Democrat Conor Lamb leads his Republican opponent, Rick Saccone, by 641 votes in a special election conducted yesterday in Pennsylvania's 18th congressional district, a district Donald Trump won in 2016 by 20 points. As voters went to the polls, Politico noted that the GOP had largely abandoned what we've been told will be the party's main talking point in this year's elections:
Republicans backed away from their signature tax-cut law in the final days of a closely watched special House election in the Pittsburgh suburbs — even though it's the very accomplishment on which they had banked their midterm election hopes....
For the weeks of Feb. 4 and Feb. 11, roughly two-thirds of the broadcast television ads from Saccone’s campaign, the Congressional Leadership Fund super PAC and the National Republican Congressional Committee mentioned taxes, according to a POLITICO analysis of data from Advertising Analytics. For the week of Feb. 18, that dropped to 36 percent, and to 14 percent the week after. Since the beginning of March, tax ads have been essentially nonexistent.
Greg Sargent adds:
In the race’s final days, much of the GOP’s messaging appears focused not so much on the Trump/GOP tax cuts, or even on Trump’s tariffs, but rather on immigration, crime and Nancy Pelosi. An outside group allied with the House GOP recently launched spots slamming Democrat Conor Lamb as a “Pelosi liberal” and for allegedly supporting “sanctuary cities and amnesty for illegals.” The National Republican Congressional Committee has recently released ads that slam Lamb, a former prosecutor, as soft on gun traffickers. A super PAC allied with Trump has an ad that mentions the tax cuts but talks more about “Pelosi liberals.”
... Indeed, last week, Dave Weigel and Josh Kraushaar both reported that Republicans had previously aired ads touting the tax cuts but cycled them out of the messaging, because, as Kraushaar put it, they were “barely moving the needle in the district’s working-class confines.”
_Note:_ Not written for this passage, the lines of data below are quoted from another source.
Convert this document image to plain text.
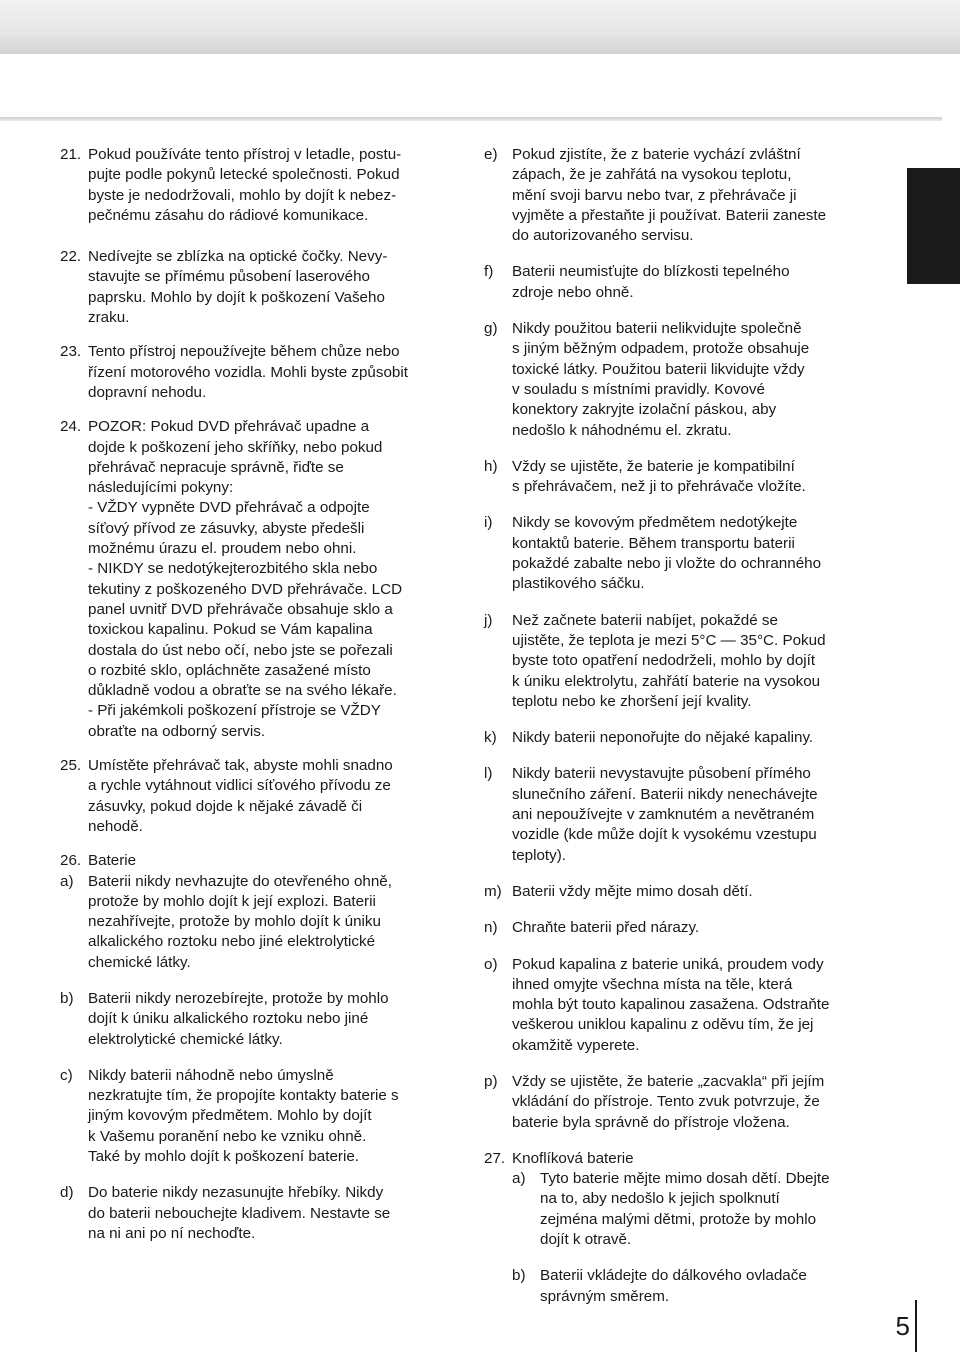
Úvod
21. Pokud používáte tento přístroj v letadle, postu-
pujte podle pokynů letecké společnosti. Pokud
byste je nedodržovali, mohlo by dojít k nebez-
pečnému zásahu do rádiové komunikace.
22. Nedívejte se zblízka na optické čočky. Nevy-
stavujte se přímému působení laserového
paprsku. Mohlo by dojít k poškození Vašeho
zraku.
23. Tento přístroj nepoužívejte během chůze nebo
řízení motorového vozidla. Mohli byste způsobit
dopravní nehodu.
24. POZOR: Pokud DVD přehrávač upadne a
dojde k poškození jeho skříňky, nebo pokud
přehrávač nepracuje správně, řiďte se
následujícími pokyny:
- VŽDY vypněte DVD přehrávač a odpojte
síťový přívod ze zásuvky, abyste předešli
možnému úrazu el. proudem nebo ohni.
- NIKDY se nedotýkejterozbitého skla nebo
tekutiny z poškozeného DVD přehrávače. LCD
panel uvnitř DVD přehrávače obsahuje sklo a
toxickou kapalinu. Pokud se Vám kapalina
dostala do úst nebo očí, nebo jste se pořezali
o rozbité sklo, opláchněte zasažené místo
důkladně vodou a obraťte se na svého lékaře.
- Při jakémkoli poškození přístroje se VŽDY
obraťte na odborný servis.
25. Umístěte přehrávač tak, abyste mohli snadno
a rychle vytáhnout vidlici síťového přívodu ze
zásuvky, pokud dojde k nějaké závadě či
nehodě.
26. Baterie
a) Baterii nikdy nevhazujte do otevřeného ohně,
protože by mohlo dojít k její explozi. Baterii
nezahřívejte, protože by mohlo dojít k úniku
alkalického roztoku nebo jiné elektrolytické
chemické látky.
b) Baterii nikdy nerozebírejte, protože by mohlo
dojít k úniku alkalického roztoku nebo jiné
elektrolytické chemické látky.
c)	Nikdy baterii náhodně nebo úmyslně
nezkratujte tím, že propojíte kontakty baterie s
jiným kovovým předmětem. Mohlo by dojít
k Vašemu poranění nebo ke vzniku ohně.
Také by mohlo dojít k poškození baterie.
d) Do baterie nikdy nezasunujte hřebíky. Nikdy
do baterii nebouchejte kladivem. Nestavte se
na ni ani po ní nechoďte.
e) Pokud zjistíte, že z baterie vychází zvláštní
zápach, že je zahřátá na vysokou teplotu,
mění svoji barvu nebo tvar, z přehrávače ji
vyjměte a přestaňte ji používat. Baterii zaneste
do autorizovaného servisu.
f)	Baterii neumisťujte do blízkosti tepelného
zdroje nebo ohně.
g) Nikdy použitou baterii nelikvidujte společně
s jiným běžným odpadem, protože obsahuje
toxické látky. Použitou baterii likvidujte vždy
v souladu s místními pravidly. Kovové
konektory zakryjte izolační páskou, aby
nedošlo k náhodnému el. zkratu.
h) Vždy se ujistěte, že baterie je kompatibilní
s přehrávačem, než ji to přehrávače vložíte.
i)	Nikdy se kovovým předmětem nedotýkejte
kontaktů baterie. Během transportu baterii
pokaždé zabalte nebo ji vložte do ochranného
plastikového sáčku.
j)	Než začnete baterii nabíjet, pokaždé se
ujistěte, že teplota je mezi 5°C — 35°C. Pokud
byste toto opatření nedodrželi, mohlo by dojít
k úniku elektrolytu, zahřátí baterie na vysokou
teplotu nebo ke zhoršení její kvality.
k)	Nikdy baterii neponořujte do nějaké kapaliny.
l)	Nikdy baterii nevystavujte působení přímého
slunečního záření. Baterii nikdy nenechávejte
ani nepoužívejte v zamknutém a nevětraném
vozidle (kde může dojít k vysokému vzestupu
teploty).
m) Baterii vždy mějte mimo dosah dětí.
n) Chraňte baterii před nárazy.
o) Pokud kapalina z baterie uniká, proudem vody
ihned omyjte všechna místa na těle, která
mohla být touto kapalinou zasažena. Odstraňte
veškerou uniklou kapalinu z oděvu tím, že jej
okamžitě vyperete.
p) Vždy se ujistěte, že baterie „zacvakla“ při jejím
vkládání do přístroje. Tento zvuk potvrzuje, že
baterie byla správně do přístroje vložena.
27. Knoflíková baterie
a) Tyto baterie mějte mimo dosah dětí. Dbejte
na to, aby nedošlo k jejich spolknutí
zejména malými dětmi, protože by mohlo
dojít k otravě.
b) Baterii vkládejte do dálkového ovladače
správným směrem.
5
As the voting began, Fox News analyst Chris Stirewalt criticized the Republican approach, even as he predicted a Saccone victory:
... it is ... remarkable to see a party that has held both houses of Congress for more than three years still talking like it’s 2010.
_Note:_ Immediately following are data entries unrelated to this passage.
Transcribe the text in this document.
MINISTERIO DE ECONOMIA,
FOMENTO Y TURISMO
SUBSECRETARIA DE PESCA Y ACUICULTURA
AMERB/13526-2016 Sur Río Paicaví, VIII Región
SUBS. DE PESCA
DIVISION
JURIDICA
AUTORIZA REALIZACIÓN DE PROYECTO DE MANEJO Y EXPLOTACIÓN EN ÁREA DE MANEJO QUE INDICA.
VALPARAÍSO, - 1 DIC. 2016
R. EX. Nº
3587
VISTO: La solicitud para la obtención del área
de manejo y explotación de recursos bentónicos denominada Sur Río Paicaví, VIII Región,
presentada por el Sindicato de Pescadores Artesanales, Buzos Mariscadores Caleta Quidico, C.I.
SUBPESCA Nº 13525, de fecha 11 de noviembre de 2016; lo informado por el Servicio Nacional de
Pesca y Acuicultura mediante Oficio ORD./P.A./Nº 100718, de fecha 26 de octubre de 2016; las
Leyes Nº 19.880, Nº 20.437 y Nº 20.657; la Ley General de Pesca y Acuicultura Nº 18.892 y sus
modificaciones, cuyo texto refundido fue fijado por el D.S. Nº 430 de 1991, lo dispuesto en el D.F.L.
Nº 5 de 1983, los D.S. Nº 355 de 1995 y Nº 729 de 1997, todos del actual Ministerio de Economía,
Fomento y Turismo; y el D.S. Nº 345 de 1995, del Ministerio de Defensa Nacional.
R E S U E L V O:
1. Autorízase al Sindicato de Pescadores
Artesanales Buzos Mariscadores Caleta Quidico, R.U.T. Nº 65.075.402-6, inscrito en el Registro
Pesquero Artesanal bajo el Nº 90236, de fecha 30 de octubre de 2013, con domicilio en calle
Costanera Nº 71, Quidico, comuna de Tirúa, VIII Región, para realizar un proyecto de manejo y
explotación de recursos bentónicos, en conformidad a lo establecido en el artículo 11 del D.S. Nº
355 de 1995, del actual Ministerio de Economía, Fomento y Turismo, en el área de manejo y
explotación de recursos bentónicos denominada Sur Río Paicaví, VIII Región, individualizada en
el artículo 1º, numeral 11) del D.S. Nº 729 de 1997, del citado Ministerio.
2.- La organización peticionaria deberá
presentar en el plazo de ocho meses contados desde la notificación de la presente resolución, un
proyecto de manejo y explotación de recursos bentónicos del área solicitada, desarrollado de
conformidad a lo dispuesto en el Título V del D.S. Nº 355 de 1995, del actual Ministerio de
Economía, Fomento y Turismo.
... Campaigning with the president’s eldest son Monday night, Saccone said Democrats hate America and God. Not a good look under any circumstances, but hardly the kind of closing argument that we were told to expect from Republican candidates this year.
The conventional wisdom in Washington was that the key to midterm survival for Republicans is to focus on the booming national economy and the role of the GOP in making it that way....
Instead, in Western Pennsylvania we have heard from Saccone, Donald Trump, Junior and Senior and others that this election is about good old American carnage®.
... herein we have the challenge for Republicans: How do you tell people in the same breath that your policies are working, but that America is teetering on the brink of failure? If peace and prosperity aren’t good enough to run on, what would be?
The tax cut has just taken effect, and its impact for most Americans is small. That may be why ads touting it aren't motivating GOP voters. But I think there's more going on.
I think Republican voters are so conditioned by the fearmongering of Fox News and the rest of the right-wing media that they can no longer respond to positive messaging. What matters to them is "owning the libs" and finding new enemies to smite.
(Or even finding old enemies -- as voting began yesterday, the right-wing press had spent several days treating Louis Farrakhan, of all people, as a significant ongoing threat to the Republic, rather than as a doddering old racist -- he's 84 -- who didn't have much national influence in his prime and has even less now.)
The right-wing media message is echoed by the president, who boasts about his accomplishments but really rouses the crowds when he attacks kneeling football players or Chuck Todd or Hillary Clinton, or when he promises a wall to keep out rampaging hordes of gangsters and a flood of drugs.
Never mind how the rest of us feel about the state of America today -- Republican voters are said to be pleased with the president's performance in office. And yet it's unimaginable that they'd ever respond to a modern "Morning in America" ad....
... or even to a new version of this "George W. Bush wants to keep us safe" ad from 2004:
Only anger and fear seem to move Republican voters. Even motivated Trump-bashers are more optimistic. Democratic voters ultimately want positive change. I think GOP voters only want revenge.